ILPES accompanied the countries of the region in the transition from economic planning to planning for sustainable development, incorporating techniques for a modernization of the State and for public policy planning with equality as its foundation. The Institute's substantive areas evolved accordingly: a strategic approach to public sector management and budgetary policies, a strengthening of public investment systems and public policy evaluation, and the management of local and regional development, all in pursuit of a more efficient, proactive, and effective State, with citizens at the centre of its actions.

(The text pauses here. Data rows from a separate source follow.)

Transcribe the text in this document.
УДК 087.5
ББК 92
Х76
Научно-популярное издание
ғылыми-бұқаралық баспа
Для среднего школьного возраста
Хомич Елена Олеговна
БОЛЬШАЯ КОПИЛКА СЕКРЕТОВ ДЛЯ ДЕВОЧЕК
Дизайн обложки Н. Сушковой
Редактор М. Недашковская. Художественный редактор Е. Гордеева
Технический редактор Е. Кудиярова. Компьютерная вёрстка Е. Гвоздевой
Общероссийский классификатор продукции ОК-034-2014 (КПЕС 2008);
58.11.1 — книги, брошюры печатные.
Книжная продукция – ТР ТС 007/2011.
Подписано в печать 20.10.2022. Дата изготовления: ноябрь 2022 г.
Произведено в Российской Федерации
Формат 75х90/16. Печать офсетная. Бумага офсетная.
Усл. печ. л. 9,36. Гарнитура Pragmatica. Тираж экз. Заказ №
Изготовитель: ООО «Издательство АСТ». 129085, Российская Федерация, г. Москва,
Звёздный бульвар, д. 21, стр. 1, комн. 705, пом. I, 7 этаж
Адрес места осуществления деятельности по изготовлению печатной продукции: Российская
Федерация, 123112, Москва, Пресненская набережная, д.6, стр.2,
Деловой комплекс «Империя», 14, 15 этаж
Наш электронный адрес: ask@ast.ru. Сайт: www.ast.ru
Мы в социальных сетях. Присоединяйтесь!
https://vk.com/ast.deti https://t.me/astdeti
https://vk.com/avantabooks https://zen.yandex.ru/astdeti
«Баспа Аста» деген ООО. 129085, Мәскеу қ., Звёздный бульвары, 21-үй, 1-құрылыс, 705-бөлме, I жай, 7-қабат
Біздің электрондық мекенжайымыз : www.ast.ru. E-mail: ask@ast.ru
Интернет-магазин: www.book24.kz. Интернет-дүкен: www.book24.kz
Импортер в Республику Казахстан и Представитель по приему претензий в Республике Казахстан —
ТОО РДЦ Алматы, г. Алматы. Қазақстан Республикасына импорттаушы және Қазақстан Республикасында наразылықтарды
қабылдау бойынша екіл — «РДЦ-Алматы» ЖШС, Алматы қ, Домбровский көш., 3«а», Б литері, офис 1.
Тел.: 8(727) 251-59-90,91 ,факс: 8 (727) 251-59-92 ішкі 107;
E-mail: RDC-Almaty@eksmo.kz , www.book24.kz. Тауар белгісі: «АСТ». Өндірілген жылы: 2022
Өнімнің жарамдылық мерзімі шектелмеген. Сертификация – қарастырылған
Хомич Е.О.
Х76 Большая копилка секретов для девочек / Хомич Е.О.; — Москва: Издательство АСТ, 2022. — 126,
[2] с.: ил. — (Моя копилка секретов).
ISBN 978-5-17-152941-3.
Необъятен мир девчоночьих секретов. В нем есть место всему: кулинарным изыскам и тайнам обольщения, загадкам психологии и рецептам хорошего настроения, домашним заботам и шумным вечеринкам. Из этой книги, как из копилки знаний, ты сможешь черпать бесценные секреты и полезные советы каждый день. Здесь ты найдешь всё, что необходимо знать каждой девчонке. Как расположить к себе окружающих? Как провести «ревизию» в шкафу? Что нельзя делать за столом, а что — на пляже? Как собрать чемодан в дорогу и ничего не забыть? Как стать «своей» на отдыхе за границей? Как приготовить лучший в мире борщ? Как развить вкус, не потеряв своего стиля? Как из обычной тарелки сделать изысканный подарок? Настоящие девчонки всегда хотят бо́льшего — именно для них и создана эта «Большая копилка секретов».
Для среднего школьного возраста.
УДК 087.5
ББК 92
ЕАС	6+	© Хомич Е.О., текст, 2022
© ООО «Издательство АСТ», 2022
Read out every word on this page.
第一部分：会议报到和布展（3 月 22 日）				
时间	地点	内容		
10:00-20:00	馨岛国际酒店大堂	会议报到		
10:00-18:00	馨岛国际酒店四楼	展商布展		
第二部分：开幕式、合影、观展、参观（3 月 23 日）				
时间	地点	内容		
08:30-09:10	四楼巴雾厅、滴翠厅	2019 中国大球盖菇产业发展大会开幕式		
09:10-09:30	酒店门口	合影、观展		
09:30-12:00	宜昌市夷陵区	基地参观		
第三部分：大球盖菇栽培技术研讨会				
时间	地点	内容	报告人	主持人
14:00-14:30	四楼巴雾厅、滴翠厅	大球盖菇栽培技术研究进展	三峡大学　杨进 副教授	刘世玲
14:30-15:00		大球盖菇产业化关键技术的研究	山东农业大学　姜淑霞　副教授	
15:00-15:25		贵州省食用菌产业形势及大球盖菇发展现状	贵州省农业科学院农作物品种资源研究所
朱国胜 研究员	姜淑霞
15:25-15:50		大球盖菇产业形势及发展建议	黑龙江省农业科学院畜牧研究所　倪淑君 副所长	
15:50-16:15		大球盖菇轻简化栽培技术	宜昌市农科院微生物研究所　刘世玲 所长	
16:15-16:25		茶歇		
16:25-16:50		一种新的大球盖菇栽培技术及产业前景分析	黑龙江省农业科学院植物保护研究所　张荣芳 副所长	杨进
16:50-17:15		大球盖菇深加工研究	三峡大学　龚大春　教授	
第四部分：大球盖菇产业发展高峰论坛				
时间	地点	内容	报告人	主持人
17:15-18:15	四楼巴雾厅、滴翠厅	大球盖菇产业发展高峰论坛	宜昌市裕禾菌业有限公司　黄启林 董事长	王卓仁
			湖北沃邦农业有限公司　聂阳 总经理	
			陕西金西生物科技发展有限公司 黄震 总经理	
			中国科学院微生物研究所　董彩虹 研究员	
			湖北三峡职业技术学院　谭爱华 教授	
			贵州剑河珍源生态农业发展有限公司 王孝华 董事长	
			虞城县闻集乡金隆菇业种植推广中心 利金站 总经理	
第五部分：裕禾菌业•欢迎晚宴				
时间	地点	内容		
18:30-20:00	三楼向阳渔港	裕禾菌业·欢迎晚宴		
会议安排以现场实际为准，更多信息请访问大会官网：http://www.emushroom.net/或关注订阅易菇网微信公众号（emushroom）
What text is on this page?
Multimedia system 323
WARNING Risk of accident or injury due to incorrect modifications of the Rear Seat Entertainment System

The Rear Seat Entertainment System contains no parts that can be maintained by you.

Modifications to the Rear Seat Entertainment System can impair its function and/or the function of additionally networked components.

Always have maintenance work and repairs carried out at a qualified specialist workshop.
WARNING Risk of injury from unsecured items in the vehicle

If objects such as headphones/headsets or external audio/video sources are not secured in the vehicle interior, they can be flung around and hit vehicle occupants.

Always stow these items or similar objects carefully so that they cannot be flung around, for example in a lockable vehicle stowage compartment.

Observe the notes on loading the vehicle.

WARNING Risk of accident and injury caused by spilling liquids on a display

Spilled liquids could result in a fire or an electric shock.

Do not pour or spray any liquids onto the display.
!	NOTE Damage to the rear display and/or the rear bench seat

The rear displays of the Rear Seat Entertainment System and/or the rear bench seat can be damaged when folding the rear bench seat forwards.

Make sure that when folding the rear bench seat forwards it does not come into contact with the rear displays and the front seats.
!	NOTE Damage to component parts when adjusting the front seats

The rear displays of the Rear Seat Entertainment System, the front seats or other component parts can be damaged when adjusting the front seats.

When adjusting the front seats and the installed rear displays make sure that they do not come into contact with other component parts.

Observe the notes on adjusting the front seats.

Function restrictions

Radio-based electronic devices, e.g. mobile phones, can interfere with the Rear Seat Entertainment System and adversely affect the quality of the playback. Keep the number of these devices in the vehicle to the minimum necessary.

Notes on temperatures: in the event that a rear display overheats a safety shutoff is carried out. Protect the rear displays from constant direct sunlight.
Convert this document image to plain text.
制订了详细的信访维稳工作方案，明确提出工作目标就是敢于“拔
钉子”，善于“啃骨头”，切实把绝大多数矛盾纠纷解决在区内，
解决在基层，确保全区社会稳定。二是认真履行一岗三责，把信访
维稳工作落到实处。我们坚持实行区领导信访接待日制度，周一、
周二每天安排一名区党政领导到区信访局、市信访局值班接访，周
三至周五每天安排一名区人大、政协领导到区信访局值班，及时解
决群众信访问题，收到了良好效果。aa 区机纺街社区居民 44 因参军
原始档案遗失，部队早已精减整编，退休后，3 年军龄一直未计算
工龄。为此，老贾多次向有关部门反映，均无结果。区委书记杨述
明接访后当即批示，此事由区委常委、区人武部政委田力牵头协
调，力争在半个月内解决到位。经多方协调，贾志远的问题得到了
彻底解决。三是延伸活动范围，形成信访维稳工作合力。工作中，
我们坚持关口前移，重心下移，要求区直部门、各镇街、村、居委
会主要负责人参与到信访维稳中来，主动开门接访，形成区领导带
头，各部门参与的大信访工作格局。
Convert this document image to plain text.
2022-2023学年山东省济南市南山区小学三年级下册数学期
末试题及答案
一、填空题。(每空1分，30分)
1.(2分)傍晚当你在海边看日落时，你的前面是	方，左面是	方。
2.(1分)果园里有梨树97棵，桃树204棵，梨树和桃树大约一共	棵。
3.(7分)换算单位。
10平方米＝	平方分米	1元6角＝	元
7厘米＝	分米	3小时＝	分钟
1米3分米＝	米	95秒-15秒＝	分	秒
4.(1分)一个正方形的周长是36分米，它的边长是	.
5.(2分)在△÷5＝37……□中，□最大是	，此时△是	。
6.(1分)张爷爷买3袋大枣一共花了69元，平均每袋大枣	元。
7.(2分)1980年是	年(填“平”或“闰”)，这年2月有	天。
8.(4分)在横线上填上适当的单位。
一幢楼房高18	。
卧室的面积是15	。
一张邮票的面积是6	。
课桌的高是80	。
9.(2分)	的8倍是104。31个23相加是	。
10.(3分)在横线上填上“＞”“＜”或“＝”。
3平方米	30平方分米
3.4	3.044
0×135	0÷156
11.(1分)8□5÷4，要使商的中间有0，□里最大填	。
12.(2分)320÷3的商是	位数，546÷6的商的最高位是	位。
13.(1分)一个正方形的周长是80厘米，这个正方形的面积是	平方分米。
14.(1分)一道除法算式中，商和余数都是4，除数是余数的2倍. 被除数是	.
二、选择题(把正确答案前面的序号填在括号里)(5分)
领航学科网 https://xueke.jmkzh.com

Towards the end of the period, despite favourable regional progress in growth, employment, and poverty and inequality reduction, and in a context of a consolidation of democratic institutions, increased public revenues and spending, and strengthened public management capacity, development gaps remained considerable region wide. At this juncture, ECLAC advocated a new equation between the State, the market and society to transform the progress made in the countries into a lasting process of inclusive sustainable development with equality at the centre of public policy design. To achieve this, the planning exercise was repositioned to guide and formulate State policies that would have long-term horizons and would be built in a participatory manner around a common development agenda. ILPES actively participated in supporting these processes through studies, advisory services, training activities and the creation of a repository of development plans for all Latin American and Caribbean countries.